Eulália era a mais romântica das três, foi a primeira e única a se casar. Quando pequena acreditava em todos os possíveis e inimagináveis contos de fadas. Era apaixonada por histórias mágicas, fantásticas e perfeitas. Sua mãe faleceu durante uma complicação no parto e seu pai era caminhoneiro, passava a maioria do tempo nas estradas. Eulália não possuía irmãos nem parentes próximos. Passou grande parte de sua existência sentindo-se uma órfã perdida em um imenso lar, vazio, sem família, só na companhia de uma madrinha com Alzheimer. Idealizadora, queria acreditar em um mundo onde houvesse mais encanto e mais afeto entre todos. Fugia das pessoas que lhe transmitissem a mesma frieza de seu pai. Talvez seja por esta razão que depois de adulta ainda sonhasse em encontrar o seu príncipe encantado, aquele que lhe seria predestinado. Casou-se com Adalberto, o filho do dono do supermercado, cuja família era rica e bem conceituada na tal cidadezinha. Ele parecia ser o marido que Eulália sempre sonhou: era bonito, atencioso, romântico, charmoso, educado e a travava como uma rainha. Telefonava do trabalho todos os dias para saber como ela estava, dizia que a amava muito e sempre avisava quando iria chegar mais tarde em casa devido a alguma reunião importante.

- Ele é perfeito demais, aí tem! – alertava Amélia, que desconfiava das constantes e inadiáveis reuniões que Adalberto dizia participar.
- Que nada amiga, ele trabalha muito para poder me dar essa vida de rainha.
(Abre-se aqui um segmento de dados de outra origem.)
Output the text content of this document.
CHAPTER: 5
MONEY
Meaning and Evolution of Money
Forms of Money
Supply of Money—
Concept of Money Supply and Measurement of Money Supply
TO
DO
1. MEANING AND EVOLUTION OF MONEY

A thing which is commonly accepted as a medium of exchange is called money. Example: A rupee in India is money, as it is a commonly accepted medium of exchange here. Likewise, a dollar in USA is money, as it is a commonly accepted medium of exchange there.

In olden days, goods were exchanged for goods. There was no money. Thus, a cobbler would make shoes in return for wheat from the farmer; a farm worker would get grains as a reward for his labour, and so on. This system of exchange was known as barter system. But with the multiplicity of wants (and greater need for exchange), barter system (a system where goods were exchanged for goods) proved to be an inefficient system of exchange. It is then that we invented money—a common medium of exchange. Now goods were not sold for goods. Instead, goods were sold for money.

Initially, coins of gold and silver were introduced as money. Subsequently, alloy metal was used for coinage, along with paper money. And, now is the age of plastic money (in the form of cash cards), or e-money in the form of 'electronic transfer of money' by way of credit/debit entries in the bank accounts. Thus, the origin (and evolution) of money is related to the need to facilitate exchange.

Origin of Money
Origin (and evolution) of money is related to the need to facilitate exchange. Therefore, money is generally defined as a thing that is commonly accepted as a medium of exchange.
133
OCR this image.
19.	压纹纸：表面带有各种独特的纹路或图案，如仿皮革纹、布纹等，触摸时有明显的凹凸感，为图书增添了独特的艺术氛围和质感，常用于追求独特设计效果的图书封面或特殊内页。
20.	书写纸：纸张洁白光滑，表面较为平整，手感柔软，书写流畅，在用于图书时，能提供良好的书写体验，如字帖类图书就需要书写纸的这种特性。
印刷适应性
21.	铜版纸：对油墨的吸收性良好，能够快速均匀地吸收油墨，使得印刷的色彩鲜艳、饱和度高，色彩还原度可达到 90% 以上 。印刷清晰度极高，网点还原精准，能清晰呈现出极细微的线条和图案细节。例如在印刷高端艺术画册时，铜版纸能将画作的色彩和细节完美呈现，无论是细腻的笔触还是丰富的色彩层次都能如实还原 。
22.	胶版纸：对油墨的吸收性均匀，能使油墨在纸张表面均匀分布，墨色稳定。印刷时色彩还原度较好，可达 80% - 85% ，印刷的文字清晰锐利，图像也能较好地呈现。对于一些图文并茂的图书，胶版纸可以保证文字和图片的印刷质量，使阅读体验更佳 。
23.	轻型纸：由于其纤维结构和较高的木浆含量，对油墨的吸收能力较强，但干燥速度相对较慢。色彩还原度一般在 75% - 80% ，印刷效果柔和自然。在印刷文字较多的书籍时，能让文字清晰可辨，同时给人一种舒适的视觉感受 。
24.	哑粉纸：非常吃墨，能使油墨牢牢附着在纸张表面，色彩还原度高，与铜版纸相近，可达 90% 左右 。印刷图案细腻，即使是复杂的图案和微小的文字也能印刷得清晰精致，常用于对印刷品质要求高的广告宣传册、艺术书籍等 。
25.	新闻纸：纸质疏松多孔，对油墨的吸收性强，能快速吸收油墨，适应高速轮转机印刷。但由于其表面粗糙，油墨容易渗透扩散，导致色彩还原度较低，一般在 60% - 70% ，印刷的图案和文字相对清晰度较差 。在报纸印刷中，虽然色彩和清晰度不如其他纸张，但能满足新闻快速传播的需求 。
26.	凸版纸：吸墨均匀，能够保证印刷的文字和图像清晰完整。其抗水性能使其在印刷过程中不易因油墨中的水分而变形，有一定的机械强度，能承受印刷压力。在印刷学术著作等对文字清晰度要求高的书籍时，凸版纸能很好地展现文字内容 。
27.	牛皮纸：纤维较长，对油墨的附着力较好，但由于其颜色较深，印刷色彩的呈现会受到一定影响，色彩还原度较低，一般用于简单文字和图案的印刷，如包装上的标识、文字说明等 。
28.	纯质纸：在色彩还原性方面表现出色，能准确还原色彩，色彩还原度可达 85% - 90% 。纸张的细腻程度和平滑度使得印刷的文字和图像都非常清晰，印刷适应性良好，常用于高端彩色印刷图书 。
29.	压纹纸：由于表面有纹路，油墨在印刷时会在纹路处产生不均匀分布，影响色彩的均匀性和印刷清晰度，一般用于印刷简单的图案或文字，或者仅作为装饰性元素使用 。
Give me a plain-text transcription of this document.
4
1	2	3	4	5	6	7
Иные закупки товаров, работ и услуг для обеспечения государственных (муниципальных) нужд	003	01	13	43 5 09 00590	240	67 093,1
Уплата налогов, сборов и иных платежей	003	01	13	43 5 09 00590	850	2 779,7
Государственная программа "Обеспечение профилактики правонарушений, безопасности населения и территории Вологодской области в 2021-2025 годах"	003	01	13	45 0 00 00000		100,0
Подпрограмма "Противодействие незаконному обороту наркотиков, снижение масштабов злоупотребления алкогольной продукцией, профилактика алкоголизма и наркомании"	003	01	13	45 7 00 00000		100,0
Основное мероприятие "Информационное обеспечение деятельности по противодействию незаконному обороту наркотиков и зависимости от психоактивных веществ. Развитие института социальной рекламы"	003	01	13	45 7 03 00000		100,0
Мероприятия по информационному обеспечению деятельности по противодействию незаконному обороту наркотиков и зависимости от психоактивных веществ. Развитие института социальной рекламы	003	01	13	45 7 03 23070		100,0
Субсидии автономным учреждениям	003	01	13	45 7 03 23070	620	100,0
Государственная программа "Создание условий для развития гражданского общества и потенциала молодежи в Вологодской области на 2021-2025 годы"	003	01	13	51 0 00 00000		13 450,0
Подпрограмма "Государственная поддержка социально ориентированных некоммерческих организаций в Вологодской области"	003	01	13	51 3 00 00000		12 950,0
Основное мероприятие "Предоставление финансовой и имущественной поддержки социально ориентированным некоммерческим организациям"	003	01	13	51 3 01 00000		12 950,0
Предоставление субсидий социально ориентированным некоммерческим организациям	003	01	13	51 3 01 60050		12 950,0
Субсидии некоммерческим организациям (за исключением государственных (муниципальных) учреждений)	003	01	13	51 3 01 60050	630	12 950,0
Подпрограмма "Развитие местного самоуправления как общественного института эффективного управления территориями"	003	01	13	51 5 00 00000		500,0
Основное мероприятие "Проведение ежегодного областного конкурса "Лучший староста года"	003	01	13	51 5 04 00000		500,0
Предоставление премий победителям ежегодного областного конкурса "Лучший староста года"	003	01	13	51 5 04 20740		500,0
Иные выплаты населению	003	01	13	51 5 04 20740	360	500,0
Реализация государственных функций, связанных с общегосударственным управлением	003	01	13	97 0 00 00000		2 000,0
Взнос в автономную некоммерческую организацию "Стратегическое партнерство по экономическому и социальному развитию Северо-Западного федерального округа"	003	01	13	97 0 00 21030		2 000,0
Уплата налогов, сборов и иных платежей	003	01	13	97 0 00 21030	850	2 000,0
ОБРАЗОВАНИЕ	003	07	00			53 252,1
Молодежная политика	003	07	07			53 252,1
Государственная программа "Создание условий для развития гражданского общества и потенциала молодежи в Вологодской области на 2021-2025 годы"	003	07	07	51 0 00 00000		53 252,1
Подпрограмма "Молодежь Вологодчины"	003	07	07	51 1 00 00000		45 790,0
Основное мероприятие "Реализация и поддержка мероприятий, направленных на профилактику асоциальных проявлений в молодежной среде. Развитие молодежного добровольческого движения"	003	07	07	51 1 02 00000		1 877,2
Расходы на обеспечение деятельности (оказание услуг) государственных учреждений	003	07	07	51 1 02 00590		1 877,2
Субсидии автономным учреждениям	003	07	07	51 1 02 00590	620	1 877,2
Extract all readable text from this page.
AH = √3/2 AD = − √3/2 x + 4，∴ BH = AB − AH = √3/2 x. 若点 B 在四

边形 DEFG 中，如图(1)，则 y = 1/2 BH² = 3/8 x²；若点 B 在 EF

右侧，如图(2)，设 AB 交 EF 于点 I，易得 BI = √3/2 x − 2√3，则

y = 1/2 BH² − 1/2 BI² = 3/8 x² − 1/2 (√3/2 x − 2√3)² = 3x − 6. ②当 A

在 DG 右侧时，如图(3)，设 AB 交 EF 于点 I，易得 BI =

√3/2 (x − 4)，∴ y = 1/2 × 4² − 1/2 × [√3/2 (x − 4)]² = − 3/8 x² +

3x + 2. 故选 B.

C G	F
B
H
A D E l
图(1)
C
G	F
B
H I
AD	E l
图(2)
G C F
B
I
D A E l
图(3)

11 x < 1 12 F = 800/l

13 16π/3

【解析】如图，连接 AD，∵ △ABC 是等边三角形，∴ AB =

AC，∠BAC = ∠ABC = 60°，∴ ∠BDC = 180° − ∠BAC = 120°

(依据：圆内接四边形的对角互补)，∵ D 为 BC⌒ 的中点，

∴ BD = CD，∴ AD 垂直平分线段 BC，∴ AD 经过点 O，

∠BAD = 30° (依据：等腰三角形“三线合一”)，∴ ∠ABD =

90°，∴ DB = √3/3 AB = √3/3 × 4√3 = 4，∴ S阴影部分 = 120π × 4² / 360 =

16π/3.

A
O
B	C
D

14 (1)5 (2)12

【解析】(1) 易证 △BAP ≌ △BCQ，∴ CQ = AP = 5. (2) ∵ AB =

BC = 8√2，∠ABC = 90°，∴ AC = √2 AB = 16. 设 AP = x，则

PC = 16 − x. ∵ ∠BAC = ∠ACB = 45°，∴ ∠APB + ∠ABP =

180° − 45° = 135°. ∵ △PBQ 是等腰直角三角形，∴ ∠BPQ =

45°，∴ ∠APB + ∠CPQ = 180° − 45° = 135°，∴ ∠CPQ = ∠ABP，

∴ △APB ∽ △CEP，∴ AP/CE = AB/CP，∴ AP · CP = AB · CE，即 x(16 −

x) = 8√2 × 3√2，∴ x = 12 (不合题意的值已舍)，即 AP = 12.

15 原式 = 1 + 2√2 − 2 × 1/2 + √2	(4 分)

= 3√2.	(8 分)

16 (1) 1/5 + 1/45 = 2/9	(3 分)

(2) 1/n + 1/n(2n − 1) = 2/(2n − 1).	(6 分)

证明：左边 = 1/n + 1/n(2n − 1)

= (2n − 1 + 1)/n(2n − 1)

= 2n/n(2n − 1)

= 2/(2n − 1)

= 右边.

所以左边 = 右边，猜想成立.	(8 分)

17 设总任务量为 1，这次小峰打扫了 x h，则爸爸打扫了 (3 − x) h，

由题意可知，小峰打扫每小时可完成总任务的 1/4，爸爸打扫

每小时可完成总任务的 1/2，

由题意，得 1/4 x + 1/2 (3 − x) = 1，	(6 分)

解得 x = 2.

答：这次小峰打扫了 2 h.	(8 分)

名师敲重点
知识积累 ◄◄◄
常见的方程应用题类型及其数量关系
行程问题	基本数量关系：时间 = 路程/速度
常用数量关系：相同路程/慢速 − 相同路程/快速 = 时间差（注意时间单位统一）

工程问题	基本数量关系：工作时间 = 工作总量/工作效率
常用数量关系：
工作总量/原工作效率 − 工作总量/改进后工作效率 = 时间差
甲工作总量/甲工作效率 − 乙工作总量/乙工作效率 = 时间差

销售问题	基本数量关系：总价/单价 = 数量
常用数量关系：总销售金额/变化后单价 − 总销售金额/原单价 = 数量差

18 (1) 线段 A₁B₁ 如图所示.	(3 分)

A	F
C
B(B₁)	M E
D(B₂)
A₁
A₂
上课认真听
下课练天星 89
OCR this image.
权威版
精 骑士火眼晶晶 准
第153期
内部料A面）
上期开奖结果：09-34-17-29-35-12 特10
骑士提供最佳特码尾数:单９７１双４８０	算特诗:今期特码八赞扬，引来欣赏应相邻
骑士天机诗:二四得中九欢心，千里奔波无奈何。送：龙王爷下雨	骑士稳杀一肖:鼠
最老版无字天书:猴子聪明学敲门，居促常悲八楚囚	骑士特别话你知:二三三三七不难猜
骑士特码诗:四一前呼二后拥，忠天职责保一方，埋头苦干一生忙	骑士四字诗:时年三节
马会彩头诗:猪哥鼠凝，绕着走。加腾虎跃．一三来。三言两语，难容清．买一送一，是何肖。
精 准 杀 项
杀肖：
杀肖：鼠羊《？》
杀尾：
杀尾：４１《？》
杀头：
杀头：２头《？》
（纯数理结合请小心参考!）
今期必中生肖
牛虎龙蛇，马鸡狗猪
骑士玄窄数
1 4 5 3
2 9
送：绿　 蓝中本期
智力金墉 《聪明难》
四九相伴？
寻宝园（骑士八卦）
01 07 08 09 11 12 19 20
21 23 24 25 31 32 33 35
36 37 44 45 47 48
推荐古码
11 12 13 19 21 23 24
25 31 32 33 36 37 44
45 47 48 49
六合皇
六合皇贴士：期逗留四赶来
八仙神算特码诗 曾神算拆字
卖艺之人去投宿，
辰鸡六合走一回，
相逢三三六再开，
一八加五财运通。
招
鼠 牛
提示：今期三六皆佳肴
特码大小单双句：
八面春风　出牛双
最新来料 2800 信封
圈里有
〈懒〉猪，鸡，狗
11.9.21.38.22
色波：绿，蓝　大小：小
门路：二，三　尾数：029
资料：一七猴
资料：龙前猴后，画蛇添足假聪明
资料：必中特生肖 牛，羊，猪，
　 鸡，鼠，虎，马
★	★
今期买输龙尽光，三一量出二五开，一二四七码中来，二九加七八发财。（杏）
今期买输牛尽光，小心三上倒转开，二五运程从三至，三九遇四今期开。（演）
Se ele não me amasse não iria me trazer flores todos os dias, não me telefonaria. – justificava Eulália.

Rosália ficava muda toda vez que o assunto vinha à tona, temia magoar a amiga. Amélia, ao contrário, tentava alertar Eulália de que seu príncipe encantado não passava de um mulherengo irremediável. Quase todos naquela cidade de dois bairros sabiam que as reuniões inadiáveis ocorriam em um discreto casebre, de luz avermelhada, localizado fora da cidade-vilarejo, pouco depois do cemitério. Há quem diga que Adalberto mantinha relações constantes com uma China Blue do discreto casebre. Com o passar dos anos Amélia desistiu de tentar alertar Eulália, que era a única que não enxergava as traições do marido. Talvez não quisesse enxergar para não quebrar o encanto, ninguém sabe ao certo. O fato é que Rosália e Amélia abandonaram a linda cidadezinha onde nada acontece. Prometeram a Eulália que manteriam contato através de cartas e saíram decididas em tentar a vida na cidade grande. Quem sabe lá poderiam mudar de postura em relação ao amor...


Passaram a noite inteira dirigindo e divagando a respeito da traição. Será que a fidelidade virou um mito moderno?


***

ps: Participo de um grupo-literário onde cada um dos integrantes lança um tema, em um prazo de tempo, para os demais desenvolverem a escrita (seja através de contos, dissertações, letras de músicas, poesias, ou qualquer outra vertente criativa). Escrevi o conto Cidade Perdida para o tema Traição, espero que tenham gostado! ;-)

2 comentários:

Claudia Schmitt disse...

adorei teu texto, consegui visualizar bem as personagens e principalmente a pacata cidadezinha, a unica coisa ruim é que queria que ela tivesse um final, o que será que aconteceu depois ???
...

beijo klau

Proud Mary disse...

A idéia é exatamente essa, Klau: a história não ter um fim definido.